隣の男

文字数 904文字

 何もかも同じ、ほとんど同じ、でも違う。夫とは。
「あ……!」

 あたしはめいっぱい広げられて、そして、するりと受け入れてしまった。
 あん、だめ。
 サイズはほぼほぼミクロン単位で同じなのだけど、でも入った感じが違うの、夫とは。あたしにはわかる。

 ちょっとだけ、大きいの。
 またあの人ね。隣の(ひと)

「あ」
 彼も間違いに気づいたみたいで、慌てて身じろぎしてる。体を起こして、

をあたしから引き抜こうとしてるけど、もうぴったりはまってしまっていて、抜けない。

 あきらめて、ふっと息をついて、彼は照れた笑みを浮かべた。
「すみません。またですね」
「ええ」
「僕のせいでは」
「わかってます」ぜんぜんいいのよ、って言ってあげたい。

「大丈夫かな、ご主人さま。
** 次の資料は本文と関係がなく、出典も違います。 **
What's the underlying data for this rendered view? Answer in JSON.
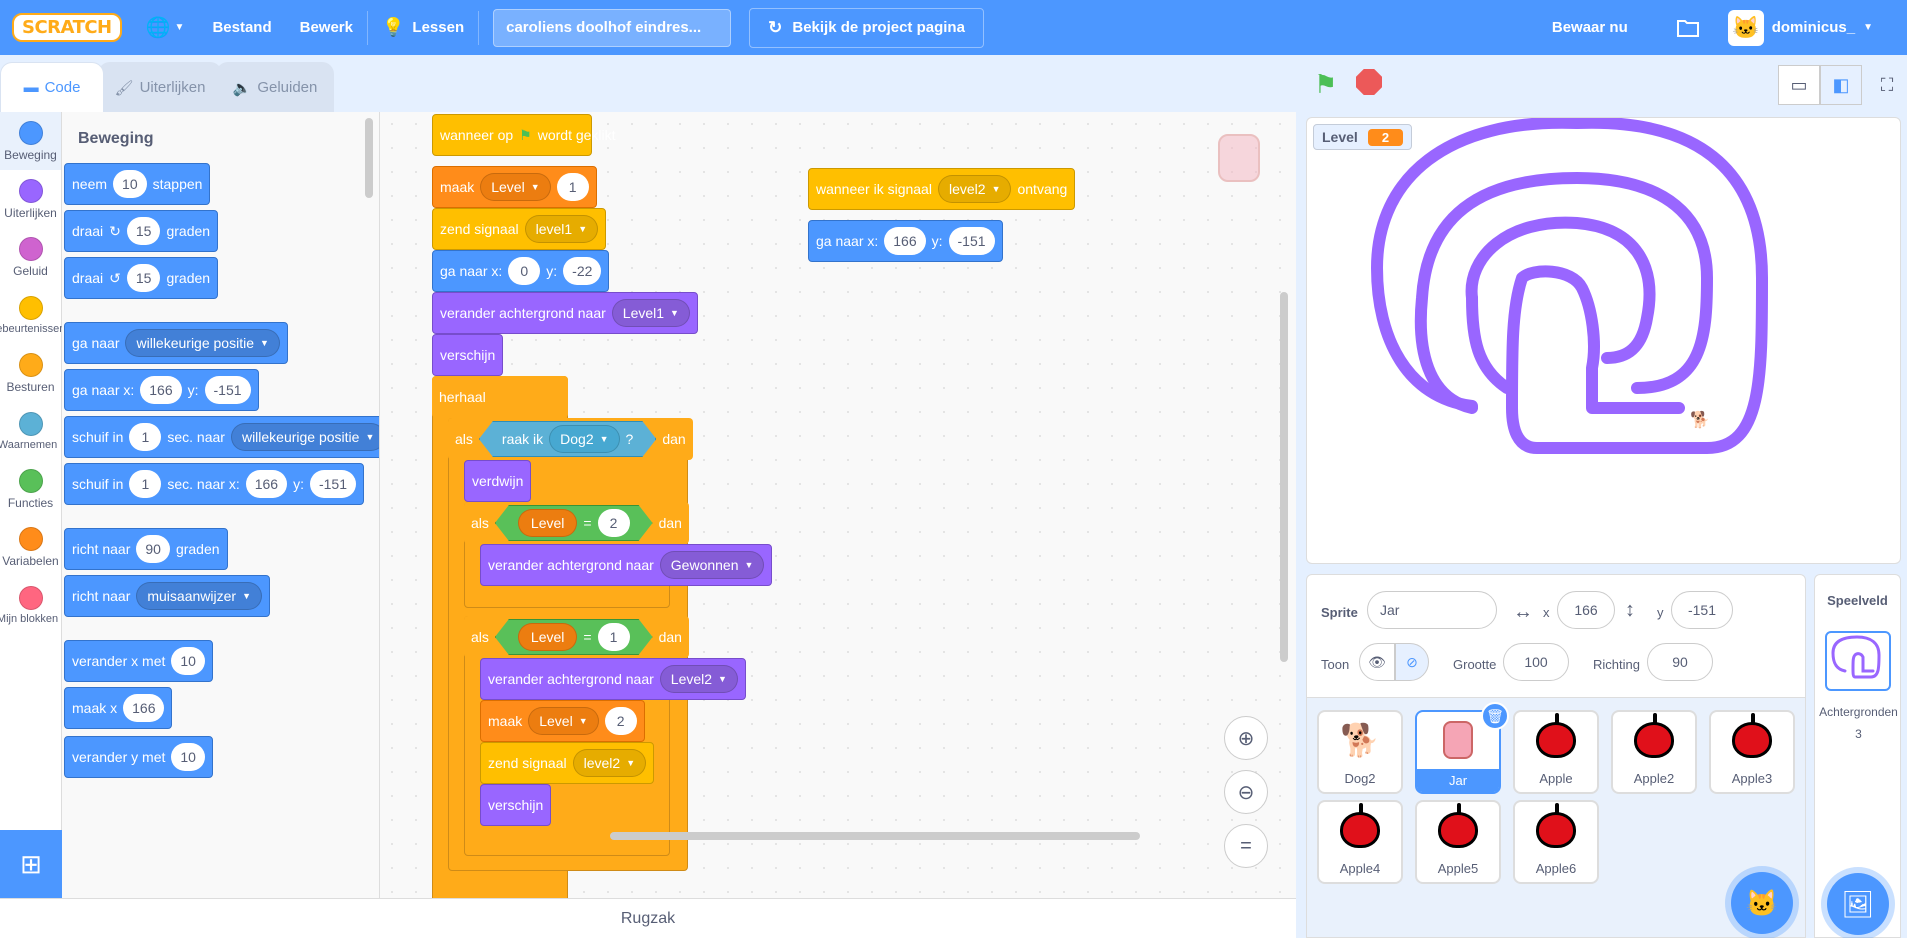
{
  "menubar": {
    "logo": "SCRATCH",
    "file": "Bestand",
    "edit": "Bewerk",
    "tutorials": "Lessen",
    "project_title": "caroliens doolhof eindres...",
    "see_project": "Bekijk de project pagina",
    "save_now": "Bewaar nu",
    "username": "dominicus_"
  },
  "tabs": {
    "code": "Code",
    "costumes": "Uiterlijken",
    "sounds": "Geluiden"
  },
  "categories": [
    {
      "label": "Beweging",
      "color": "#4c97ff"
    },
    {
      "label": "Uiterlijken",
      "color": "#9966ff"
    },
    {
      "label": "Geluid",
      "color": "#cf63cf"
    },
    {
      "label": "Gebeurtenissen",
      "color": "#ffbf00"
    },
    {
      "label": "Besturen",
      "color": "#ffab19"
    },
    {
      "label": "Waarnemen",
      "color": "#5cb1d6"
    },
    {
      "label": "Functies",
      "color": "#59c059"
    },
    {
      "label": "Variabelen",
      "color": "#ff8c1a"
    },
    {
      "label": "Mijn blokken",
      "color": "#ff6680"
    }
  ],
  "palette": {
    "title": "Beweging",
    "move": {
      "a": "neem",
      "v": "10",
      "b": "stappen"
    },
    "turn_cw": {
      "a": "draai",
      "v": "15",
      "b": "graden"
    },
    "turn_ccw": {
      "a": "draai",
      "v": "15",
      "b": "graden"
    },
    "goto": {
      "a": "ga naar",
      "d": "willekeurige positie"
    },
    "goto_xy": {
      "a": "ga naar x:",
      "x": "166",
      "b": "y:",
      "y": "-151"
    },
    "glide": {
      "a": "schuif in",
      "v": "1",
      "b": "sec. naar",
      "d": "willekeurige positie"
    },
    "glide_xy": {
      "a": "schuif in",
      "v": "1",
      "b": "sec. naar x:",
      "x": "166",
      "c": "y:",
      "y": "-151"
    },
    "point": {
      "a": "richt naar",
      "v": "90",
      "b": "graden"
    },
    "point_to": {
      "a": "richt naar",
      "d": "muisaanwijzer"
    },
    "change_x": {
      "a": "verander x met",
      "v": "10"
    },
    "set_x": {
      "a": "maak x",
      "v": "166"
    },
    "change_y": {
      "a": "verander y met",
      "v": "10"
    }
  },
  "script1": {
    "hat": {
      "a": "wanneer op",
      "b": "wordt geklikt"
    },
    "set_var": {
      "a": "maak",
      "d": "Level",
      "v": "1"
    },
    "broadcast": {
      "a": "zend signaal",
      "d": "level1"
    },
    "goto_xy": {
      "a": "ga naar x:",
      "x": "0",
      "b": "y:",
      "y": "-22"
    },
    "backdrop": {
      "a": "verander achtergrond naar",
      "d": "Level1"
    },
    "show": "verschijn",
    "forever": "herhaal",
    "if1": {
      "a": "als",
      "sense": "raak ik",
      "d": "Dog2",
      "q": "?",
      "b": "dan"
    },
    "hide": "verdwijn",
    "if2": {
      "a": "als",
      "var": "Level",
      "op": "=",
      "v": "2",
      "b": "dan"
    },
    "backdrop_won": {
      "a": "verander achtergrond naar",
      "d": "Gewonnen"
    },
    "if3": {
      "a": "als",
      "var": "Level",
      "op": "=",
      "v": "1",
      "b": "dan"
    },
    "backdrop_l2": {
      "a": "verander achtergrond naar",
      "d": "Level2"
    },
    "set_var2": {
      "a": "maak",
      "d": "Level",
      "v": "2"
    },
    "broadcast2": {
      "a": "zend signaal",
      "d": "level2"
    },
    "show2": "verschijn"
  },
  "script2": {
    "hat": {
      "a": "wanneer ik signaal",
      "d": "level2",
      "b": "ontvang"
    },
    "goto_xy": {
      "a": "ga naar x:",
      "x": "166",
      "b": "y:",
      "y": "-151"
    }
  },
  "backpack": "Rugzak",
  "stage": {
    "monitor_label": "Level",
    "monitor_value": "2"
  },
  "sprite_info": {
    "sprite_label": "Sprite",
    "sprite_name": "Jar",
    "x_label": "x",
    "x": "166",
    "y_label": "y",
    "y": "-151",
    "show_label": "Toon",
    "size_label": "Grootte",
    "size": "100",
    "direction_label": "Richting",
    "direction": "90"
  },
  "sprites": [
    "Dog2",
    "Jar",
    "Apple",
    "Apple2",
    "Apple3",
    "Apple4",
    "Apple5",
    "Apple6"
  ],
  "stage_panel": {
    "title": "Speelveld",
    "backdrops_label": "Achtergronden",
    "backdrops_count": "3"
  }
}
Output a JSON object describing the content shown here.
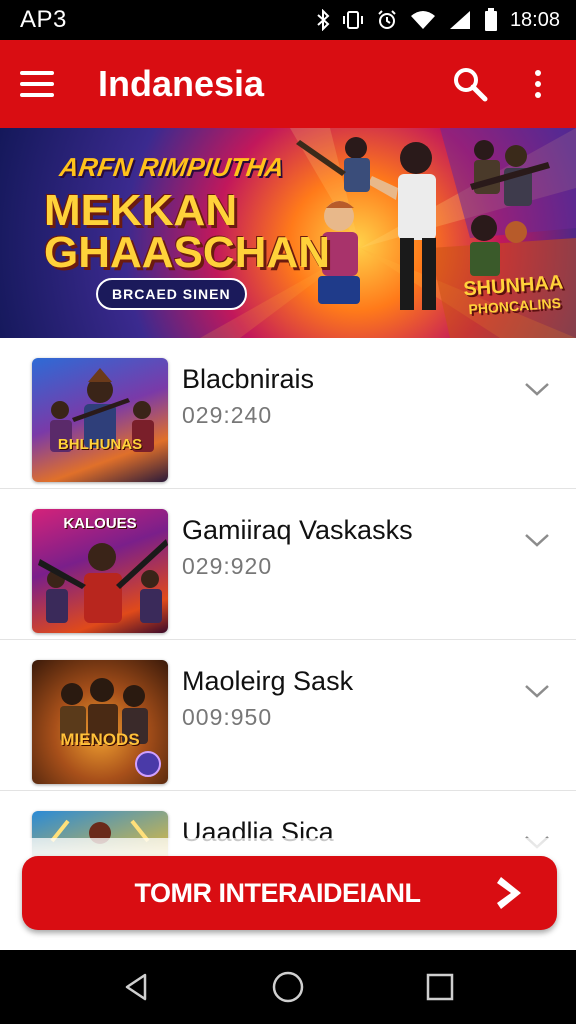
{
  "status_bar": {
    "carrier": "AP3",
    "time": "18:08",
    "icons": [
      "bluetooth-icon",
      "vibrate-icon",
      "alarm-icon",
      "wifi-icon",
      "signal-icon",
      "battery-icon"
    ]
  },
  "app_bar": {
    "title": "Indanesia",
    "menu_icon": "hamburger-menu-icon",
    "search_icon": "search-icon",
    "more_icon": "more-vertical-icon"
  },
  "banner": {
    "tagline": "ARFN RIMPIUTHA",
    "title_line1": "MEKKAN",
    "title_line2": "GHAASCHAN",
    "pill": "BRCAED SINEN",
    "side_line1": "SHUNHAA",
    "side_line2": "PHONCALINS"
  },
  "list": {
    "items": [
      {
        "title": "Blacbnirais",
        "meta": "029:240",
        "thumb_label": "BHLHUNAS"
      },
      {
        "title": "Gamiiraq Vaskasks",
        "meta": "029:920",
        "thumb_label": "KALOUES"
      },
      {
        "title": "Maoleirg Sask",
        "meta": "009:950",
        "thumb_label": "MIENODS"
      },
      {
        "title": "Uaadlia Sica",
        "meta": "",
        "thumb_label": ""
      }
    ]
  },
  "cta": {
    "label": "TOMR INTERAIDEIANL"
  },
  "colors": {
    "brand_red": "#d90d12",
    "status_bg": "#000000",
    "title_text": "#111111",
    "meta_text": "#777777"
  }
}
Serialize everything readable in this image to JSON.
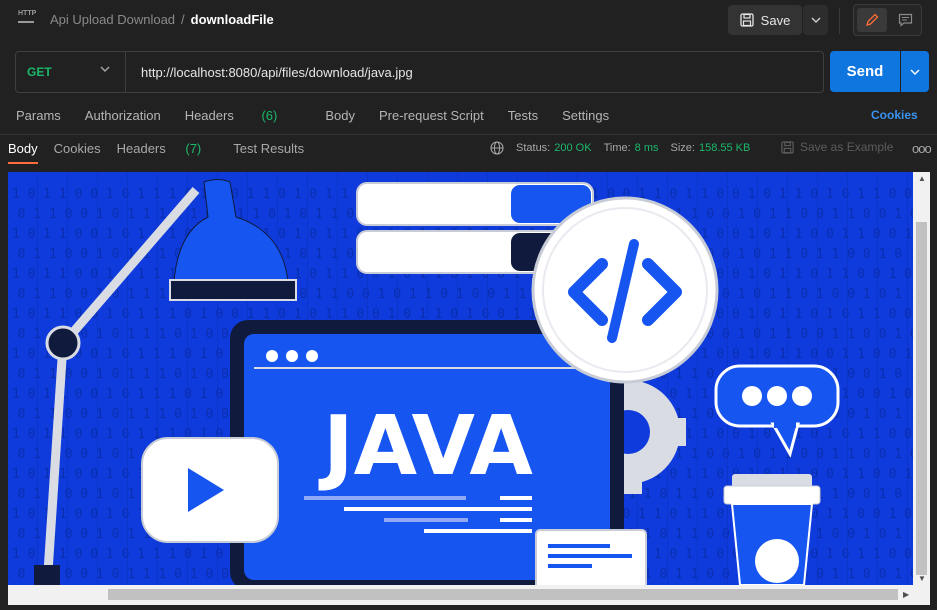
{
  "header": {
    "breadcrumb_parent": "Api Upload Download",
    "breadcrumb_separator": "/",
    "breadcrumb_current": "downloadFile",
    "http_icon_label": "HTTP",
    "save_label": "Save"
  },
  "request": {
    "method": "GET",
    "url": "http://localhost:8080/api/files/download/java.jpg",
    "send_label": "Send"
  },
  "request_tabs": {
    "params": "Params",
    "authorization": "Authorization",
    "headers": "Headers",
    "headers_count": "(6)",
    "body": "Body",
    "prerequest": "Pre-request Script",
    "tests": "Tests",
    "settings": "Settings",
    "cookies": "Cookies"
  },
  "response_tabs": {
    "body": "Body",
    "cookies": "Cookies",
    "headers": "Headers",
    "headers_count": "(7)",
    "test_results": "Test Results"
  },
  "response_meta": {
    "status_label": "Status:",
    "status_value": "200 OK",
    "time_label": "Time:",
    "time_value": "8 ms",
    "size_label": "Size:",
    "size_value": "158.55 KB",
    "save_example": "Save as Example",
    "more": "ooo"
  },
  "preview": {
    "image_word": "JAVA",
    "code_symbol": "</>",
    "binary_row": "1 0 1 1 0 0 1 0 1 1 1 0 1 0 0 1 1 0 1 0 1 1 0 0 1 0 1 1 0 1 0 0 1 1 0 1 0 1 0 0 1 1 0 1 1 0 0 1 0 1 1 0"
  },
  "colors": {
    "accent_orange": "#ff6c37",
    "send_blue": "#0f76e0",
    "status_green": "#1bb86a",
    "image_blue": "#0f3bdc"
  }
}
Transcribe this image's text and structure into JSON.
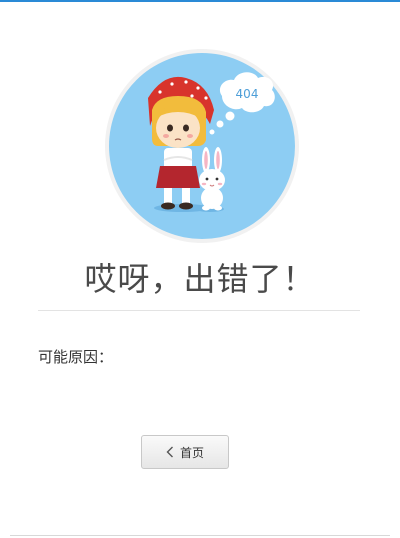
{
  "page": {
    "accent_color": "#2a8ad6",
    "title": "哎呀，出错了！",
    "reasons_label": "可能原因：",
    "error_code": "404"
  },
  "navigation": {
    "home_label": "首页",
    "home_icon": "chevron-left-icon"
  },
  "illustration": {
    "subject": "girl-and-rabbit-illustration",
    "background_color": "#8dcdf3"
  }
}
このままご出勤でしょうか」
「たぶんね」
「やばくないですか、会社に着く前に気がつかないと」
「自業自得よ」

 毎朝、毎晩、夫を送り出して、迎え入れて。代り映えのしない日常。平凡。たまにはこうして間違いでも起きてくれないと、退屈で死んじゃいそう。だからいいの。
 それに、彼の言うとおり、こうなってるのはあたしたちのせいじゃないもの。
 ご主人さまがいけないのよ。

 今頃あたしの夫は、たぶん反対側の隣の奥さんのところ。そして、この(ひと)の奥さんのところには、その向こう隣の旦那さまが……。
 想像したら、くらくらっとしちゃった。素敵。
 こういうの、(たの)しい。もっとしょっちゅうあればいいのに。

 ――やだ、今、ぴっ、て言わなかった、ぴっ、て?
 これってもしかしてもう――改札? このまま行っちゃうってこと?
 はずかしいじゃない、ご主人さま。知らない、もう、どうなっても。

 《ボタンの掛け違い》って人間界では良くないことの(たと)えみたいだけど、あたしたちボタンホールとボタンにとっては、ちょっとした人生のスパイス。
 あたしは彼に組み敷かれたまま、うっとりと彼を見上げる。たしかにうちのダンナとそっくりだけど、でもやっぱり、ずっといい男。同じ白蝶貝なのに、どうしてこんなに違うのかなぁ。
 ふふ。

 嬉しくってあたしは、力を入れてきゅっと締めてあげた。
 あたしの上で彼が、「あっ」とかすかに息をもらした。